Check Your Water
PFAS News Tracker
Curated coverage of PFAS contamination, regulation, and community action across America. Every story is read and summarized before it lands here.
April 2026
- EPA ActionCNN · April 2, 2026
EPA and HHS say they will target forever chemicals in tap water, but new rules may be years away
EPA and the Department of Health and Human Services announced a joint plan to address PFAS, microplastics, and pharmaceuticals in drinking water. The agency said it would add these pollutants to the next Contaminant Candidate List, but the list is not expected to be signed until November and binding limits could take years after that.
March 2026
- EPA ActionEnvironmental Working Group · March 18, 2026
New data show 176 million people exposed to forever chemicals as Trump EPA rolls back protections
EWG's new analysis of EPA testing data shows that about 176 million people drink water with detectable PFAS. The report comes as the EPA moves to loosen limits for several PFAS compounds and delay compliance deadlines for utilities until 2031. EWG argues the scale of exposure makes weaker rules indefensible.
February 2026
- EPA ActionNorth Carolina Health News · February 9, 2026
Congress debates chemical safety law as North Carolina's PFAS crisis offers a warning
A House bill would weaken how states can regulate chemicals under the Toxic Substances Control Act.
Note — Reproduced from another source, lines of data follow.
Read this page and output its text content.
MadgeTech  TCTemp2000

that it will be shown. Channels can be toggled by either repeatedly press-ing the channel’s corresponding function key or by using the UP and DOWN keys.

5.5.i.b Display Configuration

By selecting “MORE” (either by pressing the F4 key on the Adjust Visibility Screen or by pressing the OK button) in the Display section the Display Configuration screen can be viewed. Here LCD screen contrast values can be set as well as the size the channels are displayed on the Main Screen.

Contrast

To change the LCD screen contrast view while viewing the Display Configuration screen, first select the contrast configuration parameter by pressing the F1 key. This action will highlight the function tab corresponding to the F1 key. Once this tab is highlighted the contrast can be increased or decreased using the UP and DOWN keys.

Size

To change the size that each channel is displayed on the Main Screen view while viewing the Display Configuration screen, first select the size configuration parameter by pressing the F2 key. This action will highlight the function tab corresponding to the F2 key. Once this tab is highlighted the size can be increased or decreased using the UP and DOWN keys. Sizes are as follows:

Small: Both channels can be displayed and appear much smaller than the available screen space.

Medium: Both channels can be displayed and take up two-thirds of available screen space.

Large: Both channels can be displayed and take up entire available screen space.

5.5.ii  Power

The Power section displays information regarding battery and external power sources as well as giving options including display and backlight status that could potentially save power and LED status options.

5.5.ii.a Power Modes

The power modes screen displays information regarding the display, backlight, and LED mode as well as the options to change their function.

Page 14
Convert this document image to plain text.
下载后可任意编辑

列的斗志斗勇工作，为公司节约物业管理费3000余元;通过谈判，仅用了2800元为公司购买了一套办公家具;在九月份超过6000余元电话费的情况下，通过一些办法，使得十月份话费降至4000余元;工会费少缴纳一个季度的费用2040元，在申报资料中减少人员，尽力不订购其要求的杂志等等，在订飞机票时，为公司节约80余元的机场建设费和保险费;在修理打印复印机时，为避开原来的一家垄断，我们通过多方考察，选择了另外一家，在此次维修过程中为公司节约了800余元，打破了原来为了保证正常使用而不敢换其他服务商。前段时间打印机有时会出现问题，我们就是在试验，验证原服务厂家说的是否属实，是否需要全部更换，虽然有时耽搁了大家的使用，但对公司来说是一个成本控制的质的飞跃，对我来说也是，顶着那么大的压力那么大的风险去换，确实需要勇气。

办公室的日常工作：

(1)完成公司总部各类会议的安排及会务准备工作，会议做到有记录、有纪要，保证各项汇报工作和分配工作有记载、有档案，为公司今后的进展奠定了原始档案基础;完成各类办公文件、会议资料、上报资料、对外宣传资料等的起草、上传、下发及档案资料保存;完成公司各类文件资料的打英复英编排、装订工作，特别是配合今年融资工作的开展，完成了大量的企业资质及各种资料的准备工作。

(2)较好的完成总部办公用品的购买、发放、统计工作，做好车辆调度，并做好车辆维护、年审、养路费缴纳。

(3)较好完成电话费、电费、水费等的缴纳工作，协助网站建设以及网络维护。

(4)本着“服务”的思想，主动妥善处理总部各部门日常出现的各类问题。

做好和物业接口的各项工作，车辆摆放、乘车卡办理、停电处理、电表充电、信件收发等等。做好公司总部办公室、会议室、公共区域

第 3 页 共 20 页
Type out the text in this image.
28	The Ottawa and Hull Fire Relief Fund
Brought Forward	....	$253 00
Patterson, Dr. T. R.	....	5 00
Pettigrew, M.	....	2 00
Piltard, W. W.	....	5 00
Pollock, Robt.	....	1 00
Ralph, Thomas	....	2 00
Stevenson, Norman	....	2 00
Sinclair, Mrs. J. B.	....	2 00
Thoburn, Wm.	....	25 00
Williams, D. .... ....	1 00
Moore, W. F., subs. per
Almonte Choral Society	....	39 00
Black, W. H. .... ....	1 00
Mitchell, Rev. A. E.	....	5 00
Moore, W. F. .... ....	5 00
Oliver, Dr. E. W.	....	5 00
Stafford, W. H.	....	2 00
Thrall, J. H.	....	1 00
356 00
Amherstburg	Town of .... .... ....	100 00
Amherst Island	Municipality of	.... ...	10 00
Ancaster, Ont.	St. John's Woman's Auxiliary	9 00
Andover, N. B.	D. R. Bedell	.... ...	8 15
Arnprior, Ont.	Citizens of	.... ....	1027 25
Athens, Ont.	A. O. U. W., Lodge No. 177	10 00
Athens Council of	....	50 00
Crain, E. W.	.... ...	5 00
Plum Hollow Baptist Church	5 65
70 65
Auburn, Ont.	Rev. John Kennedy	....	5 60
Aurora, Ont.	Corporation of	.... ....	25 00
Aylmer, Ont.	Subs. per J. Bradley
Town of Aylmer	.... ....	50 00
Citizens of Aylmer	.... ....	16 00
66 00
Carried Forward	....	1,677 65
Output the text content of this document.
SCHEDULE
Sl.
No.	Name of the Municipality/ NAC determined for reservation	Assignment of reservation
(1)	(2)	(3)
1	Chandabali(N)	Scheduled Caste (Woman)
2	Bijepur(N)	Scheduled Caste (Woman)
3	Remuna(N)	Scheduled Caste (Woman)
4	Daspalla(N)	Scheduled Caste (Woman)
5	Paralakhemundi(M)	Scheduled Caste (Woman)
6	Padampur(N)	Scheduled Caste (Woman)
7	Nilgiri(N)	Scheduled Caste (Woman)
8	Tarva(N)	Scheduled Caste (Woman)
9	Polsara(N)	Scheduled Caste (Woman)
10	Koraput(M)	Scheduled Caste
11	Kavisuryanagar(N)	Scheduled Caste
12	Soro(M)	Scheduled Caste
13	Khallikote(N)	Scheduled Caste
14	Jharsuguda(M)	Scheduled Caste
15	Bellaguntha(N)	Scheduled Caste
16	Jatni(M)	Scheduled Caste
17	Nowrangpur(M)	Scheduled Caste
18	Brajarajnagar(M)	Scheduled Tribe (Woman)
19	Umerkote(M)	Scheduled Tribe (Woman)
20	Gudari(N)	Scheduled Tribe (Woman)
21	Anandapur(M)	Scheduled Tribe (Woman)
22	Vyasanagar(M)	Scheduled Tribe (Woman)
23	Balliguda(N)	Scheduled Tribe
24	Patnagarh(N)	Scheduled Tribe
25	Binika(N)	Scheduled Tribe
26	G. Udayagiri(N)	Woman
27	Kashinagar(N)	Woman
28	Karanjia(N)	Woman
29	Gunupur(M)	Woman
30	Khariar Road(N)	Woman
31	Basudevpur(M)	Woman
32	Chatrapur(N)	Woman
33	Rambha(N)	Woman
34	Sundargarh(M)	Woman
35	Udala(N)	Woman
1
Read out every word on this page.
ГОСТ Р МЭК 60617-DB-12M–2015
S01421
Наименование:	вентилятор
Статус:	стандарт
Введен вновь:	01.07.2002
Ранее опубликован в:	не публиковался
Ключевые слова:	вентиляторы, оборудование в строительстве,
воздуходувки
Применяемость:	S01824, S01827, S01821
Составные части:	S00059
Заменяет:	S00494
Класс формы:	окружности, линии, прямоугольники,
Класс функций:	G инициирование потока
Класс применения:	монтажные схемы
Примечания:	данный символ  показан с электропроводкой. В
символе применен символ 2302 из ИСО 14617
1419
Public health advocates point to North Carolina's decade-long fight with Chemours over PFAS in the Cape Fear River as proof that federal enforcement has not been enough. Supporters of the bill say current state rules create a patchwork for industry.
January 2026
- EPA ActionWRAL · January 15, 2026
North Carolina pushes back as EPA moves to scale back PFAS reporting
North Carolina joined a dozen other states in opposing an EPA proposal that would narrow which companies have to report PFAS releases. The state argued the change would hide pollution from communities already dealing with contamination. Attorney General Jeff Jackson said the reporting rule is one of the few tools residents have to track where PFAS is coming from.